Sharing the writing credit with Clooney and frequent collaborator Grant Heslov is Beau Willimon, a former political operative who turned his experience working for Hillary Rodham Clinton, Howard Dean, Bill Bradley and others into "Farragut North," a play named after a Washington, D.C. Metro stop that is this film's source material.
As a writer with that familiarity with the inner workings of the American political system, Willimon certainly knows where the bodies are buried. "Ides" takes us inside the all-scheming-all-the-time hardball world of presidential campaigns, where whom you can trust is an eternally open question. When one character says, "this is the big leagues, it's mean," he is not kidding.
The dialogue is smart and focused, and as a director Clooney has encouraged his cast to really tear into it. It's certainly involving to see the charismatic Gosling verbally spar with superb character actors like Hoffman and Giamatti.
Still, even though all the supporting elements of a superior film are here, the actual plot that everything is at the service of is disappointing. The texture of reality and the sheen of fine craft disguise this for a while, but not forever.
Photographed by the versatile Phedon Papamichael, "Ides" begins with a particularly potent image. A man (Gosling) comes out of the darkness into the light of a stage and begins to give a campaign speech. But something feels wrong, the presentation is off in timing and emotion. Because this is not the candidate, it's a stand-in.
The setting is the March Ohio Democratic primary, with 161 convention delegates at stake, and the man is Stephen Meyers. He is not just the spokesman for the surging Gov. Mike Morris; he is a true believer, someone who has drunk the Kool-Aid and is convinced that the candidate is a principled man who could make a difference in people's lives.
And no wonder. The governor is an off-stage character in the play, but as portrayed by Clooney, Morris is the kind of fighting liberal a lot of Democrats wish Barack Obama would be. Potential Republican viewers, however, need not worry: This is too bleak a world for anyone to come off as completely heroic.
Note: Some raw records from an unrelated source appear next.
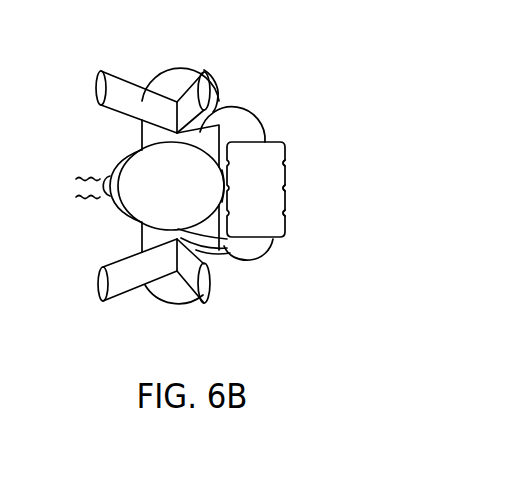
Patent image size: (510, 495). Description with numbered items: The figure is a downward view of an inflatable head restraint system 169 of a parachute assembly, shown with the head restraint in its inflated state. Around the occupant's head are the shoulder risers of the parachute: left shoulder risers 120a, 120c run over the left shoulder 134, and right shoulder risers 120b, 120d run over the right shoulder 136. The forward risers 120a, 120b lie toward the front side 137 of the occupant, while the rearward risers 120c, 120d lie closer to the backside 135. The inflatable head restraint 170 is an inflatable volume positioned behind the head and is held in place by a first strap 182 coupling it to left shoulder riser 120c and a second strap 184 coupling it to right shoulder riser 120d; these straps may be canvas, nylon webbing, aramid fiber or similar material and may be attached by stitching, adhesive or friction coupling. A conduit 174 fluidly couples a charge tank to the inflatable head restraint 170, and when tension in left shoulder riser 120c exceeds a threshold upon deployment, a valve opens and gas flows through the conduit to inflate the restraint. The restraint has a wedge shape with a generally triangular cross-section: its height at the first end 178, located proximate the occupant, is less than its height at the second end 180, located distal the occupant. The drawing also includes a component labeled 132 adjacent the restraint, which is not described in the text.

The inflatable head restraint system 169 is at (334, 93).
The front side 137 is at (140, 133).
The right shoulder 136 is at (172, 72).
The left shoulder 134 is at (174, 296).
The right shoulder riser 120b is at (101, 71).
The right shoulder riser 120d is at (192, 90).
The backside 135 is at (218, 93).
The left shoulder riser 120a is at (122, 270).
The left shoulder riser 120c is at (210, 276).
The valve element 132 is at (152, 205).
The first end 178 is at (225, 177).
The second strap 184 is at (250, 132).
The second end 180 is at (285, 158).
The inflatable head restraint 170 is at (270, 194).
The conduit 174 is at (226, 254).
The first strap 182 is at (243, 248).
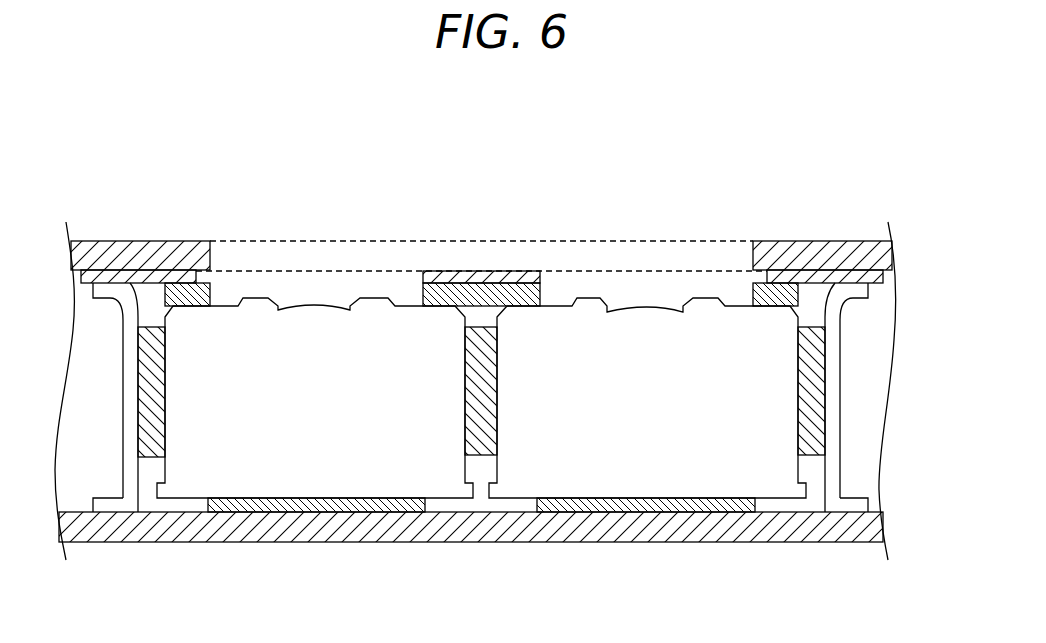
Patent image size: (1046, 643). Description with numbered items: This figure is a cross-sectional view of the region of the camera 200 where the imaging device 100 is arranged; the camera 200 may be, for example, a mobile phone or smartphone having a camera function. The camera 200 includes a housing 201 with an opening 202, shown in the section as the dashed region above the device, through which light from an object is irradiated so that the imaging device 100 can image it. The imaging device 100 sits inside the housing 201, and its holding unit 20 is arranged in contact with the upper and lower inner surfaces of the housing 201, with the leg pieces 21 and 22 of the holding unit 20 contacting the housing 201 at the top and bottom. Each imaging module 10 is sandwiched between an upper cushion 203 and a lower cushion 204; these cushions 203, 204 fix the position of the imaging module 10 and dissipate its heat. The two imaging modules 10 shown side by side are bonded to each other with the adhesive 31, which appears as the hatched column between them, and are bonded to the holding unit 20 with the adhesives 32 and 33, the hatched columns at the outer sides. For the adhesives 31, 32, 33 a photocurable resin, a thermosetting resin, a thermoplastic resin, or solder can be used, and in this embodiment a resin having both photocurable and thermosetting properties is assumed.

The camera 200 is at (837, 212).
The housing 201 is at (150, 250).
The opening 202 is at (695, 240).
The cushion 203 is at (210, 285).
The cushion 204 is at (302, 507).
The imaging device 100 is at (352, 285).
The imaging module 10 is at (585, 298).
The holding unit 20 is at (516, 397).
The leg piece 21 is at (857, 307).
The leg piece 22 is at (862, 492).
The adhesive 31 is at (488, 457).
The adhesive 32 is at (155, 457).
The adhesive 33 is at (822, 457).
Meyers' boss, exceptionally played by Hoffman, is campaign manager Paul Zara, a rumpled veteran of half a dozen presidential campaigns. Going toe-to-toe with him in an equally strong performance is Giamatti as Tom Duffy, the manager for Morris' main rival.
If anything, Duffy is even more cutthroat than his opposite number, telling Meyers, whose skills he admires, that Democrats should emulate the Republicans: "They're tougher, more disciplined than we are. It's about time we learned from them."
Not lacking in guile or toughness are the other key players. Tomei is Ida Horowicz, a hard-driving New York Times reporter who is as ruthless and cynical as any of the people she covers. And Wright is appropriately enigmatic as another presidential candidate trying to make the best possible deal for himself.
And then there is Molly Stearns, an intern on the campaign who is young enough to think she's sophisticated when really she is not. Played with energy and panache by Wood, who seems to improve from role to role, Stearns doesn't hesitate to set her cap for the press spokesman, and the flirtation between these two is nicely credible.
Not so, however, is the rest of this film's increasingly unconvincing plot. The problem is not that things start to unravel for some of the characters, it's that they do so in an overly familiar way that is more schematic and less interesting than what has come before. "Ides of March" is an intelligent, involving picture that feels all too real — until it doesn't.